Uber a annoncé jeudi qu’elle allait bientôt permettre à tous ses usagers de commander leur course de 30 minutes à 30 jours à l'avance.

Le service de transport lancé il y a six ans a précisé sur son blogue que cette décision avait été prise et découlait d’une volonté répétée de ses clients. Ceux-ci ont réclamé, nombreux, un outil de planification pour leur course. Uber avait toujours affirmé que cela n’était pas nécessaire avec son application.

«Même si nous fonctionnons selon l’offre et la demande, nous avons totalement compris que parfois, il arrive que certaines personnes veuillent cette assurance supplémentaire que son transport Uber sera là à temps», a indiqué M. Fallows.

Comme le service est surtout demandé par des personnes qui voyagent pour le travail, Uber offrira d’abord cette nouvelle option aux personnes qui ont des comptes Uber professionnels et qui vivent dans des villes considérées comme des destinations d’affaires.

Le service a été lancé jeudi à Seattle, où se trouve la compagnie Microsoft. Il sera ensuite déployé dans d’autres grandes villes commerciales.

«Nous allons vous rappeler 24 heures et 30 minutes avant le moment prévu pour votre course», a précisé Uber.

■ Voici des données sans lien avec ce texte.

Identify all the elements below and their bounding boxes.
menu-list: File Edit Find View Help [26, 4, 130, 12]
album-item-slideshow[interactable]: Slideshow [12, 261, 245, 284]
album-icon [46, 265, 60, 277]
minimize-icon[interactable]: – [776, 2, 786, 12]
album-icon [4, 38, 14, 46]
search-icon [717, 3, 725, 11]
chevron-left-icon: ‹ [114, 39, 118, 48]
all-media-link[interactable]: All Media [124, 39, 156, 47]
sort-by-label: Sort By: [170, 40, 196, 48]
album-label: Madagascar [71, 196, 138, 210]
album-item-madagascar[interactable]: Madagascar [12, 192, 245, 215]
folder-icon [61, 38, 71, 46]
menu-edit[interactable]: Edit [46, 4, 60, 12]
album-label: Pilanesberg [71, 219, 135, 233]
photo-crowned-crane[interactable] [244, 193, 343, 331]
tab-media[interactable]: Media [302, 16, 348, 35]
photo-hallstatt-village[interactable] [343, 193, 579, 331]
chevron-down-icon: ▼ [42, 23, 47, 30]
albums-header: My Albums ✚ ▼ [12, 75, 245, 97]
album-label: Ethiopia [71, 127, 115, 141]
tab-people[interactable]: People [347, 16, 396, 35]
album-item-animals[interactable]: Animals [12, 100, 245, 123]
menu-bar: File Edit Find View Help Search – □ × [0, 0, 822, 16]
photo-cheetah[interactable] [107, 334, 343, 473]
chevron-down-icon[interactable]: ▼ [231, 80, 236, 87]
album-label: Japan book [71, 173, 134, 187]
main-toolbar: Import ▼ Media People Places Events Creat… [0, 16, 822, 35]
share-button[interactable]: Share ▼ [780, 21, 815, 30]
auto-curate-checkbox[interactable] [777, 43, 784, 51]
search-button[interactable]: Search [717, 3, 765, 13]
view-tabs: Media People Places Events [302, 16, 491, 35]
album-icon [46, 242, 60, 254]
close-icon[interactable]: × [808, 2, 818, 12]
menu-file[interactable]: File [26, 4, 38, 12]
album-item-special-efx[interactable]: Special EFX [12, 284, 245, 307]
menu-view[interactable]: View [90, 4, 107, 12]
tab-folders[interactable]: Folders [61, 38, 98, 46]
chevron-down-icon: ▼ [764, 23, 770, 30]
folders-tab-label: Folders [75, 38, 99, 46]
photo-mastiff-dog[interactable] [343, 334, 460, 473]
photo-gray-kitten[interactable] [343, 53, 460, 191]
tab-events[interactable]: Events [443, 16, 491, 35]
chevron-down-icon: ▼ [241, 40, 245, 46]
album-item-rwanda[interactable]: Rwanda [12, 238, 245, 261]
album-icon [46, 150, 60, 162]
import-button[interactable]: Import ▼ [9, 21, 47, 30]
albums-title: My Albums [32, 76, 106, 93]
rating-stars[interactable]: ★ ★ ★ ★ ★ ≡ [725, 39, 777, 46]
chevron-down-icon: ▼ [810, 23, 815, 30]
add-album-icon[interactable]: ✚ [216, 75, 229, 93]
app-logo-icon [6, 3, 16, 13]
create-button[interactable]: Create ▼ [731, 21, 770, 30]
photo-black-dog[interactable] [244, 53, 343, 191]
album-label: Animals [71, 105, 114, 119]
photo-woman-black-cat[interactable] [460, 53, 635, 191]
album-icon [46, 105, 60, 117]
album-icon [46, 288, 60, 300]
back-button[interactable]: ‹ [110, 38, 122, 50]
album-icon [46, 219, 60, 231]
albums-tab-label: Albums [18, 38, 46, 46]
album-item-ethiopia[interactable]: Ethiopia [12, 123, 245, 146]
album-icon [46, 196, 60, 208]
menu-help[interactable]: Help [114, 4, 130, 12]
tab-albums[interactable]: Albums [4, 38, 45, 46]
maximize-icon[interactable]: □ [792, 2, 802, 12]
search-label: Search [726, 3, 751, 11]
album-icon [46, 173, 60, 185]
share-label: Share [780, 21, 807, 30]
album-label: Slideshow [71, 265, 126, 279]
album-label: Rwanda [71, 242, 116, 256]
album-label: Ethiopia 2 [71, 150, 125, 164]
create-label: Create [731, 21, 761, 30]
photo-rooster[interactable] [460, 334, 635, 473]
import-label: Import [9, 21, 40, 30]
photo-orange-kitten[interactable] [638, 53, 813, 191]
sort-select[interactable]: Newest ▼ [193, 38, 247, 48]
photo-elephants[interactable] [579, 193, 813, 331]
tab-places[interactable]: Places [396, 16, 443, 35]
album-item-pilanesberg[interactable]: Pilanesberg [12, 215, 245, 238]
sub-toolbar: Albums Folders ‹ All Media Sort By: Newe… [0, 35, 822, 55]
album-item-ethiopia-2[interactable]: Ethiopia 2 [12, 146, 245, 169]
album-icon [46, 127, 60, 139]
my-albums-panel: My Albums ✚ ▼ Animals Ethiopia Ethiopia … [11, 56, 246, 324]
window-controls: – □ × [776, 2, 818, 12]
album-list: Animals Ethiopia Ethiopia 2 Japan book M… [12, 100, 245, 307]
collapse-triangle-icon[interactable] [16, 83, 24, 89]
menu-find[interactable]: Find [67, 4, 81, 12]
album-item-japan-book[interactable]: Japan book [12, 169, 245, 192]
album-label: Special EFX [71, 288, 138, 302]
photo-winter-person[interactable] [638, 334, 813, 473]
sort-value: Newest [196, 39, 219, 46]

Vous serez avisé après que votre chauffeur se sera mis en route et si une majoration tarifaire s’applique.»

Les clients ne pourront pas éviter les surcharges, tandis que les chauffeurs ne pourront pas s’approprier ces courses à l’avance, a ajouté «Boston Globe».

Les usagers pourront annuler une réservation à tout moment avant qu’un chauffeur se soit mis en route pour venir les chercher.

Uber s’est rangée à cette idée d’offrir une planification à l’avance afin de garder un avantage sur ses rivaux commerciaux.

Kevin Harrington, un entrepreneur américain bien connu, a rebondi sur cette volte-face d’Uber afin de s’adapter à ce que réclamaient ses clients.

«Si vous voulez véritablement vous démarquer sur les marchés, alors il faut vous concentrer sur les outils que les gens utilisent. Au bout du compte, ce ne sont pas les entreprises qui bouleversent les marchés, mais les clients», a commenté M. Harrington au «Christian Science Monitor».